Но в осмуженном, хотя и подернутом уже равнодушием чернильном его глазу было что-то иное, нисколько не грозное. Хмурое, но доброе. Память глаза воскресила в нем что-то давнее, не погасшее до сих пор. Не погасшее, но уже почти и неосознаваемое, что лишь изредка слабой искрой прорывалось через столетия и дали моего пещерного существования. А в лошади, видимо, пыталась взять верх, пробудиться тоска по горизонтам и далям, еще не познавшим косы зеленеющим земным пространствам. Не эта ли сокрушающая памятность в беспамятности не позволили нам в тот день припасть друг к другу...
Коник канул в свое конское. А я. Не уверен, что в человеческое, нареченное мне на роду. Из так и непроясненных глазных чернил коника неожиданно выкатилась слеза, на удивление прозрачная и крупная. Выкатилась и, не распадаясь, застыла на краешке его глаза, жестко орешеченного ресницами. Дрожаще колыхнулась и, не дробясь, упругим шариком упала на копыто, едва не вскипев на его равнодушной серой окостенелости.
По сей день не могу сказать, что вызвало в нем ту слезу. Солнечный луч, пролетающий овод или комар, пожелавший утолить жажду. Или его тронул налетный ветер, в котором притаилось отринутое прошлое или несостоявшееся будущее. А может, проснулось во времени уже давно созревшее невидимое семя какого-то забытого, не взошедшего в веках растения и в нашей земле ищущее пристанища и продолжения. И по всему, обманно приняло за землю обетованную живой животный глаз. И было то не пророчеством ли? Не предсказанием ли очень даже возможного в будущем нашему глухому, слепому и не поддающемуся и на ощупь ощущению света. И потому та слеза была хотя и не призрачная, но необъяснимая и из очень далеких миров. Всепланетная, о которой еще в девятнадцатом столетии было говорено — слезинка ребенка. Кровавая слеза жалобы души, оглохшей памяти матери и отца, не прощаемой ни живым, ни мертвым.

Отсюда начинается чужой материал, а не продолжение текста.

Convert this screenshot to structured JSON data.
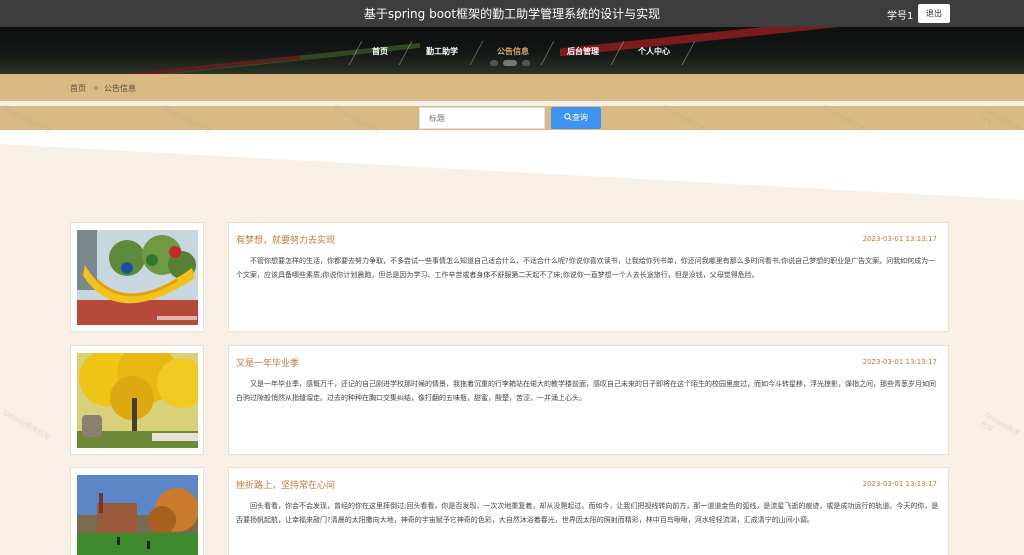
{
  "header": {
    "title": "基于spring boot框架的勤工助学管理系统的设计与实现",
    "user": "学号1",
    "logout": "退出"
  },
  "nav": {
    "items": [
      "首页",
      "勤工助学",
      "公告信息",
      "后台管理",
      "个人中心"
    ],
    "active_index": 2
  },
  "breadcrumb": {
    "home": "首页",
    "current": "公告信息"
  },
  "search": {
    "placeholder": "标题",
    "button": "查询"
  },
  "notices": [
    {
      "title": "有梦想，就要努力去实现",
      "time": "2023-03-01 13:13:17",
      "text": "不管你想要怎样的生活，你都要去努力争取，不多尝试一些事情怎么知道自己适合什么、不适合什么呢?你说你喜欢读书，让我给你列书单，你还问我哪里有那么多时间看书;你说自己梦想的职业是广告文案，问我如何成为一个文案，应该具备哪些素质;你说你计划晨跑，但总是因为学习、工作辛苦或者身体不舒服第二天起不了床;你说你一直梦想一个人去长途旅行，但是没钱，父母觉得危险。",
      "image": "sculpture"
    },
    {
      "title": "又是一年毕业季",
      "time": "2023-03-01 13:13:17",
      "text": "又是一年毕业季，感慨万千，还记的自己刚进学校那时候的情景，我拖着沉重的行李箱站在偌大的教学楼前面，感叹自己未来的日子即将在这个陌生的校园里度过，而如今斗转星移，浮光掠影，弹指之间，那些青葱岁月如同白驹过隙般悄然从指缝溜走。过去的种种在胸口交集纠结，像打翻的五味瓶，甜蜜，酸楚，苦涩，一并涌上心头。",
      "image": "yellow-tree"
    },
    {
      "title": "挫折路上，坚持常在心间",
      "time": "2023-03-01 13:13:17",
      "text": "回头看看，你会不会发现，曾经的你在这里摔倒过;回头看看，你是否发现，一次次地重复着，却从没爬起过。而如今，让我们把视线转向前方，那一道道金色的弧线，是流星飞逝的痕迹，或是成功运行的轨道。今天的你，是否要扬帆起航，让幸福来敲门?清晨的太阳撒向大地，神奇的宇宙赋予它神奇的色彩，大自然沐浴着春光，世界因太阳的照射而精彩，林中百鸟啾啾，河水轻轻流淌，汇成清宁的山间小调。",
      "image": "campus-lawn"
    }
  ],
  "watermark": "Qrcode程序代写",
  "colors": {
    "accent": "#c27a3a",
    "band": "#d9ba85",
    "button": "#3d94f0",
    "topbar": "#3d3d3d"
  }
}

Лошадь и человек уныло и понуро стояли друг перед другом. Лошадь изредка проявляла еще немногие, но уже туманно занавешенные отражения прожитого ею земного века. Человек завивал веревочкой что-то свое, потому что только веревочкой можно было и завить его подсознательное. А там, где и когда он пробует осмыслить это умом-разумом, вновь и вновь получается и грезится ему автомат Калашникова или самогонный аппарат.
Досадно и обидно, но такие уж мы есть сегодня во Вселенной, в Млечной предопределенности нам земного пути. Может, именно потому все на нем и чураются, избегают протянуть нам руку. Только надумали создать так называемый колайдер, чтобы узнать что-то о своем происхождении и Вселенной, как возникла угроза Земле и жизни. Таково уж наше кровавое познание себя. Такие уж мы есть, хищные и непредсказуемые, а возле нас и все прочее. Даже наши безобидные и затрапезные деревенские воробьи передвигаются только вскачь. Все мы сегодня только так, таким, как говорится, макаром. Один к одному — безродные на Земле и во Вселенной макары, только телят пасти.

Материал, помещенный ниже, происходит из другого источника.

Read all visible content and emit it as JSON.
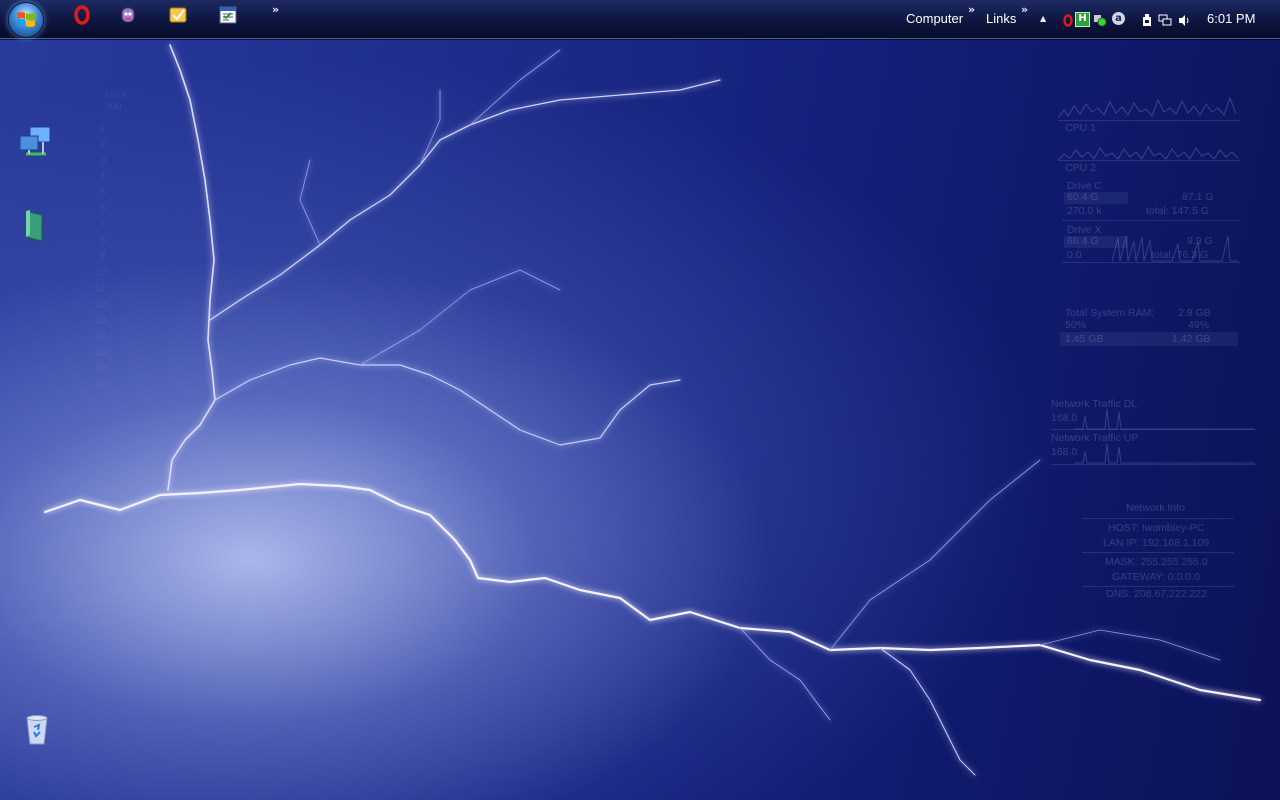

И я не исключение среди наших скачущих воробьев. И не все ли полешуки этой породы. Но в нашей полесской корчеватости, болотной, неприглаженной пресловутой памяркоўнасці, набившей уже оскому, таится нечто непознанное и неразгаданное самими белорусами-полешуками: неожиданное взрывное бунтарство, ятвяжья ярость идти, не оглядываясь, до края пропасти и в пропасть, в огонь и на виселицу. И неизвестно, кого они в ту минуту слушают, кому уподобляются и подчиняются — ангелу, Богу или дьяволу. Недаром говорят, в тихом болоте черти водятся. Ангелы также, падшие. Не сплошь ли с обрезанными крыльями.